Months passed, the wedding still on the horizon, I had started solo work rapping & singing over mixtapes with an producer/friend of mine Dr. Wylie. The solo project was reaching across the globe and catching online momentum faster than I had expected. In need of photography for the release of the 2nd mixtape, I decided to call Cal. He responded via facebook message- The bane of distancing yourself from anyone. You want to stay in touch, email. You want to get in touch, text. But if you want to convey “I don’t really have the time or want to expend energy on dealing with your ass… So, what’s up?” go with facebook message. Even without the prompt of facebook messaging, Cal made it clear his fees were above my head at this point in his career. He simply messaged that I most likely wouldn’t be able to afford him. “Christ man. Not even a number- just a “you can’t afford me”. Blasphemy!” I said to myself. I retorted with “try me”. Cal responded with “700”… and then hours later resent the initial number with “Actually, not even 700 pays my bills anymore, we’d be looking somewhere in the 1000 range.” And there it was, the nail in the coffin.
Give a man a week and he can come up with a G. It may not be legal or pretty, but given a week a man can get it.
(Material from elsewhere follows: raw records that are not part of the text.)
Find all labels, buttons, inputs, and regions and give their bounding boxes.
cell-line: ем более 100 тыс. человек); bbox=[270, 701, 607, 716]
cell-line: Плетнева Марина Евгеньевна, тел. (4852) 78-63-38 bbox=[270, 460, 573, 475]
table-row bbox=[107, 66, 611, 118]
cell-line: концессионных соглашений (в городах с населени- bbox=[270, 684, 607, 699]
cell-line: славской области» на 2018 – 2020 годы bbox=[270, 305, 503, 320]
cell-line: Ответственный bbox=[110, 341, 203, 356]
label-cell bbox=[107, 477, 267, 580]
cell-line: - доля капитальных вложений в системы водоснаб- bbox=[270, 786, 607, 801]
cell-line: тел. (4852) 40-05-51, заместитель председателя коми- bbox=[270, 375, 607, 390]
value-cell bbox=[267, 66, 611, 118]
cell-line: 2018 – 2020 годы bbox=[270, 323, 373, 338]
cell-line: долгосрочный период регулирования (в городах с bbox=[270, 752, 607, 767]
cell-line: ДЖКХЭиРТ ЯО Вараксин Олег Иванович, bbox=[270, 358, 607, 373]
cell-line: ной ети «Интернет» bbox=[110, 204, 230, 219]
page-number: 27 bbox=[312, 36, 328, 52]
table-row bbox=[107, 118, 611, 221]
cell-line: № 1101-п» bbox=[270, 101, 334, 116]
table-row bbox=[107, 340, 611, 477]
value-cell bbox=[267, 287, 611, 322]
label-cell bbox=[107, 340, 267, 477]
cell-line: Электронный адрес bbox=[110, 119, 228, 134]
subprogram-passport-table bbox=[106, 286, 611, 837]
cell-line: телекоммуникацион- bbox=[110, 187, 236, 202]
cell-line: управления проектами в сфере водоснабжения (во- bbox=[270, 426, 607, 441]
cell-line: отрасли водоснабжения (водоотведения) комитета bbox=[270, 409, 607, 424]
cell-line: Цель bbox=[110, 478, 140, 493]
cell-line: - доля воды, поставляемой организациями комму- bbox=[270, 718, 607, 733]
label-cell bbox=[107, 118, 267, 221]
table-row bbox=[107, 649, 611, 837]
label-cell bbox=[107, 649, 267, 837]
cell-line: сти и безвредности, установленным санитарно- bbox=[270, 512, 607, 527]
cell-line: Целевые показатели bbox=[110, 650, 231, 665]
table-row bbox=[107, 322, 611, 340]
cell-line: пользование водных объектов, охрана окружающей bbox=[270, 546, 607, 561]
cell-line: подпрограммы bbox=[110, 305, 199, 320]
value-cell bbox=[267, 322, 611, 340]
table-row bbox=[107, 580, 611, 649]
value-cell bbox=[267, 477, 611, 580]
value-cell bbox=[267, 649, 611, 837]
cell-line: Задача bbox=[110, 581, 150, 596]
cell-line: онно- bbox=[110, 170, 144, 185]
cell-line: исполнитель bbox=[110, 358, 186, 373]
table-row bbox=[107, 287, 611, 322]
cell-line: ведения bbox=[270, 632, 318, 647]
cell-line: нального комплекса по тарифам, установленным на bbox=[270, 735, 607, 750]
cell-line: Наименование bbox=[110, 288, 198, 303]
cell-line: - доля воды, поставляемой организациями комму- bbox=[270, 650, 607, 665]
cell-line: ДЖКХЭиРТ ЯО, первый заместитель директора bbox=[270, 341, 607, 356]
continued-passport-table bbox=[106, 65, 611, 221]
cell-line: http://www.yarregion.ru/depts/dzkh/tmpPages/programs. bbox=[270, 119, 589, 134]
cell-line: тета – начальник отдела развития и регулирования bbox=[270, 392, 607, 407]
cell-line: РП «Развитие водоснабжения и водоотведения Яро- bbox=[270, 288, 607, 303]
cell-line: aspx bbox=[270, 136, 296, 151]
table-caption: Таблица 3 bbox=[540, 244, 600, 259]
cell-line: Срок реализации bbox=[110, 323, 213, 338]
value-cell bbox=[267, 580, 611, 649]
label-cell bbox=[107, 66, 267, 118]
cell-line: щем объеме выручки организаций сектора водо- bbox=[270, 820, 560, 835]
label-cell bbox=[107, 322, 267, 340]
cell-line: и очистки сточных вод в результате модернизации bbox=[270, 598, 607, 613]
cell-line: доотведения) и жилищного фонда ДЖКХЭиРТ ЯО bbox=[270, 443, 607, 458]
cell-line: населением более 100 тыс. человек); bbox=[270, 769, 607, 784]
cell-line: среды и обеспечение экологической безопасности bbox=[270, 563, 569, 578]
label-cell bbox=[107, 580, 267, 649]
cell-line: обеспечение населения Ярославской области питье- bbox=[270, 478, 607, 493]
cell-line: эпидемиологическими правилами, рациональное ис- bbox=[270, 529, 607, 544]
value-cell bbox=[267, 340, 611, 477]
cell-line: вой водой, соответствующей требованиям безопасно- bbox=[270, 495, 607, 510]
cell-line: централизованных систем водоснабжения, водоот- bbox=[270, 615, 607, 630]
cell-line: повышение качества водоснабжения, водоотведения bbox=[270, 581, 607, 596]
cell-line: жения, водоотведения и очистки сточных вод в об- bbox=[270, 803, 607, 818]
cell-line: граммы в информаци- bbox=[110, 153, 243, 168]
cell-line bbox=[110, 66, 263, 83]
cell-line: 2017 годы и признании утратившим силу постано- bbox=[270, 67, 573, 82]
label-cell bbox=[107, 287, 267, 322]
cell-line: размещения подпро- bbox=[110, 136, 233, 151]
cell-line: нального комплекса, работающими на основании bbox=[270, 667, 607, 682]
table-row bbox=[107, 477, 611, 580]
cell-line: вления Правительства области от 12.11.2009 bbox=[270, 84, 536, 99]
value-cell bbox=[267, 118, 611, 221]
The number he threw out didn’t offend me, it was the condescension. Cal had a natural tone for talking down whilst talking casually, but this was the first time I could tell he was speaking it with intent. I cared nothing for it and wanted only to throw cash in his face like P. Diddy at any club in the late 90’s. To say the least, that shit hurt- it stung because it was a taste of the world passing you by while you do your damndest to keep up.
Cal was a fan from the start. There was no press inquiry or invite for him to take pics at all The Blend shows he did. He was there because he dug the music- now, he was anything but. The flight of a photographer during the plight of a band… it was a beautiful thing to watch both creative trains pass in the night, one crashing into oblivion, the other off to support a lifestyle, a family, a future. However, if I’m to become as much a prick as Cal became with that kind of money & work… then I want nothing of it.
Anyone can grab a mic or a camera and self-proclaim themselves an artist, but it takes talent to be a working photographer or musician. The devil between the two is the photographer is already an efficient entrepreneur only having to depend on him or herself, working jobs with one piece of equipment (a camera), and already at a vantage point for pricing. The photographer can slip in and out of any environment while chalking up their client’s tabs. Cal might’ve mistook the opposing natures of music and photography as something of the same. He could not have been more misinformed. I responded to his final message “I’ll pass on the thousand-dollar photo shoot. Hope my sister’s wedding can pay your bills”.
Months later at my sister’s wedding, carousing a ballroom floor in a tux more expensive than my car, I paced from the bar arm-in-arm with a woman to my right and a whisky-coke on my left. We stopped at a table with a laptop displaying photos from earlier in the day taken by Cal- He was still snapping shots throughout the night. “Ooooh, those are beautiful!” the woman on my arm swooned. She was right. Cal may be a rapscallion son of a bitch, but that man can take a picture.